HOW DOES THIS BILL COMPARE TO PAST ATTEMPTS AT IMMIGRATION REFORM?
This bill doesn't have as many of the enforcement provisions that Republicans typically have insisted upon, Karthick Ramakrishnan told us (He's a professor of public policy and political science at UC Riverside).
That enforcment stuff, which was included in the 2013 bipartisan bill made a lot of immigrant advocates very uncomfortable. That bill, for instance, promised to crackdown on employers who hire workers with out authorization. It also had provisions for strengthening border security.
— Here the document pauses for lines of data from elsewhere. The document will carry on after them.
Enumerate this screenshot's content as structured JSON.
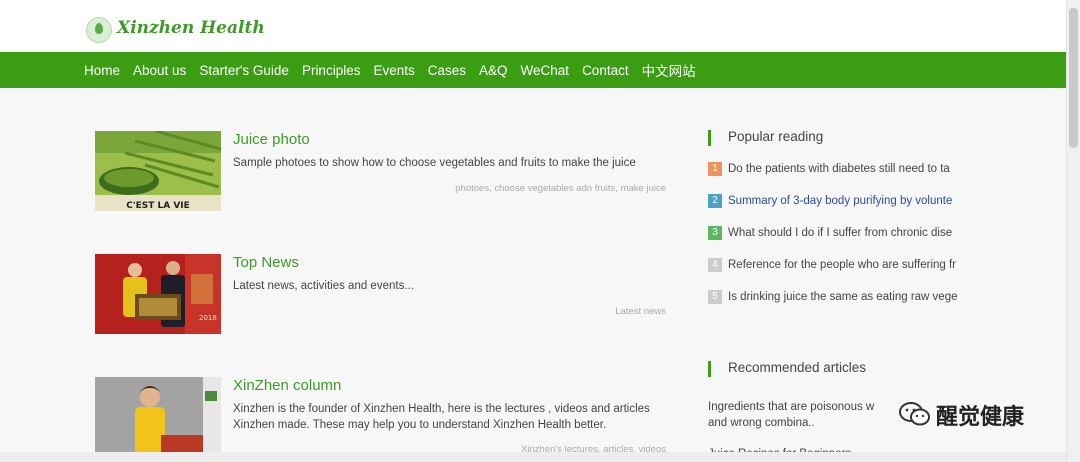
{
  "brand": {
    "name": "Xinzhen Health",
    "accent": "#3a9d12"
  },
  "nav": {
    "items": [
      "Home",
      "About us",
      "Starter's Guide",
      "Principles",
      "Events",
      "Cases",
      "A&Q",
      "WeChat",
      "Contact",
      "中文网站"
    ]
  },
  "articles": [
    {
      "title": "Juice photo",
      "desc": "Sample photoes to show how to choose vegetables and fruits to make the juice",
      "tags": "photoes, choose vegetables adn fruits, make juice",
      "thumb_caption": "C'EST LA VIE"
    },
    {
      "title": "Top News",
      "desc": "Latest news, activities and events...",
      "tags": "Latest news",
      "thumb_caption": "2018"
    },
    {
      "title": "XinZhen column",
      "desc": "Xinzhen is the founder of Xinzhen Health, here is the lectures , videos and articles Xinzhen made. These may help you to understand Xinzhen Health better.",
      "tags": "Xinzhen's lectures, articles, videos"
    }
  ],
  "sidebar": {
    "popular_title": "Popular reading",
    "popular": [
      {
        "num": "1",
        "text": "Do the patients with diabetes still need to ta",
        "color": "#f0935a",
        "text_color": "#444444"
      },
      {
        "num": "2",
        "text": "Summary of 3-day body purifying by volunte",
        "color": "#4aa3c7",
        "text_color": "#2d4c9a"
      },
      {
        "num": "3",
        "text": "What should I do if I suffer from chronic dise",
        "color": "#5bb860",
        "text_color": "#444444"
      },
      {
        "num": "4",
        "text": "Reference for the people who are suffering fr",
        "color": "#cccccc",
        "text_color": "#444444"
      },
      {
        "num": "5",
        "text": "Is drinking juice the same as eating raw vege",
        "color": "#cccccc",
        "text_color": "#444444"
      }
    ],
    "recommended_title": "Recommended articles",
    "recommended": [
      "Ingredients that are poisonous w",
      "and wrong combina..",
      "Juice Recipes for Beginners"
    ]
  },
  "watermark": {
    "text": "醒觉健康",
    "icon": "wechat-icon"
  }
}
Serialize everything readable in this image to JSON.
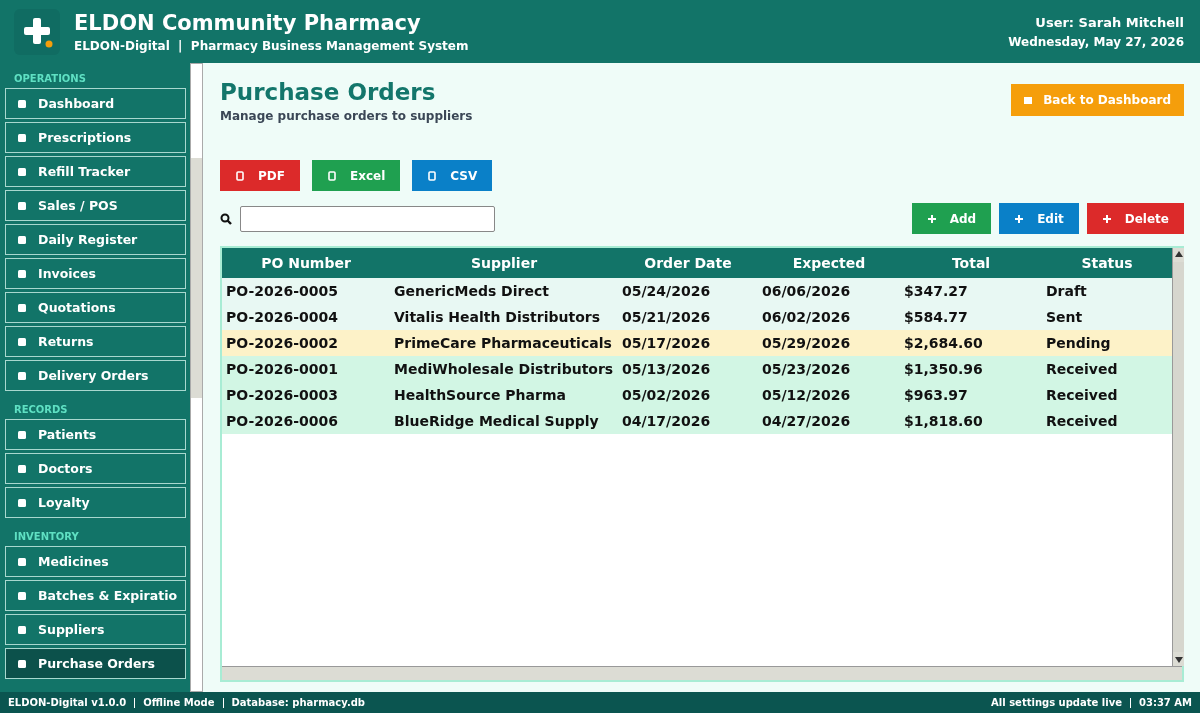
{
  "header": {
    "title": "ELDON Community Pharmacy",
    "subtitle": "ELDON-Digital  |  Pharmacy Business Management System",
    "user": "User: Sarah Mitchell",
    "date": "Wednesday, May 27, 2026"
  },
  "sidebar": {
    "sections": [
      {
        "title": "OPERATIONS",
        "items": [
          {
            "label": "Dashboard",
            "selected": false
          },
          {
            "label": "Prescriptions",
            "selected": false
          },
          {
            "label": "Refill Tracker",
            "selected": false
          },
          {
            "label": "Sales / POS",
            "selected": false
          },
          {
            "label": "Daily Register",
            "selected": false
          },
          {
            "label": "Invoices",
            "selected": false
          },
          {
            "label": "Quotations",
            "selected": false
          },
          {
            "label": "Returns",
            "selected": false
          },
          {
            "label": "Delivery Orders",
            "selected": false
          }
        ]
      },
      {
        "title": "RECORDS",
        "items": [
          {
            "label": "Patients",
            "selected": false
          },
          {
            "label": "Doctors",
            "selected": false
          },
          {
            "label": "Loyalty",
            "selected": false
          }
        ]
      },
      {
        "title": "INVENTORY",
        "items": [
          {
            "label": "Medicines",
            "selected": false
          },
          {
            "label": "Batches & Expiratio",
            "selected": false
          },
          {
            "label": "Suppliers",
            "selected": false
          },
          {
            "label": "Purchase Orders",
            "selected": true
          }
        ]
      }
    ]
  },
  "page": {
    "title": "Purchase Orders",
    "subtitle": "Manage purchase orders to suppliers",
    "back_button": "Back to Dashboard"
  },
  "export_buttons": [
    {
      "label": "PDF",
      "color": "#dc2a2a"
    },
    {
      "label": "Excel",
      "color": "#1fa050"
    },
    {
      "label": "CSV",
      "color": "#0a80c8"
    }
  ],
  "actions": [
    {
      "label": "Add",
      "color": "#1fa050"
    },
    {
      "label": "Edit",
      "color": "#0a80c8"
    },
    {
      "label": "Delete",
      "color": "#dc2a2a"
    }
  ],
  "table": {
    "columns": [
      "PO Number",
      "Supplier",
      "Order Date",
      "Expected",
      "Total",
      "Status"
    ],
    "rows": [
      {
        "cells": [
          "PO-2026-0005",
          "GenericMeds Direct",
          "05/24/2026",
          "06/06/2026",
          "$347.27",
          "Draft"
        ],
        "color": "#e8f8f3"
      },
      {
        "cells": [
          "PO-2026-0004",
          "Vitalis Health Distributors",
          "05/21/2026",
          "06/02/2026",
          "$584.77",
          "Sent"
        ],
        "color": "#e8f8f3"
      },
      {
        "cells": [
          "PO-2026-0002",
          "PrimeCare Pharmaceuticals",
          "05/17/2026",
          "05/29/2026",
          "$2,684.60",
          "Pending"
        ],
        "color": "#fdf2c8"
      },
      {
        "cells": [
          "PO-2026-0001",
          "MediWholesale Distributors",
          "05/13/2026",
          "05/23/2026",
          "$1,350.96",
          "Received"
        ],
        "color": "#d2f6e4"
      },
      {
        "cells": [
          "PO-2026-0003",
          "HealthSource Pharma",
          "05/02/2026",
          "05/12/2026",
          "$963.97",
          "Received"
        ],
        "color": "#d2f6e4"
      },
      {
        "cells": [
          "PO-2026-0006",
          "BlueRidge Medical Supply",
          "04/17/2026",
          "04/27/2026",
          "$1,818.60",
          "Received"
        ],
        "color": "#d2f6e4"
      }
    ]
  },
  "status_bar": {
    "left": [
      "ELDON-Digital v1.0.0",
      "Offline Mode",
      "Database: pharmacy.db"
    ],
    "right": [
      "All settings update live",
      "03:37 AM"
    ]
  }
}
But this bill is different.
"I think in this case, you're seeing the Democratic Party, both in Congress as well as in the White House, trying a different tack," Ramakrishnan explained. "Not loading up the bill with a lot of enforcement provisions...trying to keep it a little bit more clean this time."
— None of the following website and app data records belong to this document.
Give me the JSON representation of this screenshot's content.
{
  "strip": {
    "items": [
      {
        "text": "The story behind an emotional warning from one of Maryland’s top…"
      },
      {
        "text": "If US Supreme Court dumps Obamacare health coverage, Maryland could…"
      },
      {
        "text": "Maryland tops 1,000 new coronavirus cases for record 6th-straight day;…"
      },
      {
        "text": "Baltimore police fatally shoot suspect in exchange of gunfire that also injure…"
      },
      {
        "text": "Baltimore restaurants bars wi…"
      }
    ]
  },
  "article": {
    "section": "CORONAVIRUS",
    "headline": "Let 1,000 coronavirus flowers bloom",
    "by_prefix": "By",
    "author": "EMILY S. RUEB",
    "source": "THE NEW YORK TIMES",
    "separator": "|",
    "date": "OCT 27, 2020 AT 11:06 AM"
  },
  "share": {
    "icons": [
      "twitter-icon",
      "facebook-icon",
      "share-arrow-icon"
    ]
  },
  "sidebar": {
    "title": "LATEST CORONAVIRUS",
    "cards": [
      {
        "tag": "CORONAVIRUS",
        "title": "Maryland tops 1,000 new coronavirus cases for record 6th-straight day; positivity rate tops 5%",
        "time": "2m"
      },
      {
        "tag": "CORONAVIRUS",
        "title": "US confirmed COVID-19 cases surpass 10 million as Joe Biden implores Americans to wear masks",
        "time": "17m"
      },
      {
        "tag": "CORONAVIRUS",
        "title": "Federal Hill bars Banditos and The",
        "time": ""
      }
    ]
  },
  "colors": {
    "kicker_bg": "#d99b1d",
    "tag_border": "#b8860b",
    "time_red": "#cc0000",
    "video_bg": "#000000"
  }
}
Ramakrishnan warns though that this could change if Senators decide to amend the bill and add more enforcement provisions.
WHAT ARE SOME POTENTIAL DOWNSIDES OF THIS BILL?
Ramakrishnan wrote an L.A. Times op-ed last week making a case for a more piecemeal approach to immigration reform.
His argument is that sometimes comprehensive reform becomes so complicated and so big that it's actually harder to pass.
"What we find instead, from states like California, New York, Illinois, Connecticut, Maryland, and so many others, is that if you continue to chip away at it, you can take it piece by piece incrementally, and really end up building immigration reform over a couple of decades," Ramakrishnan told us.
He says that's something you might not be able to achieve "when you try to cram everything into one bill."
It's possible that Biden's bill could fall victim to the too much, too big curse that Ramakrishnan is talking about.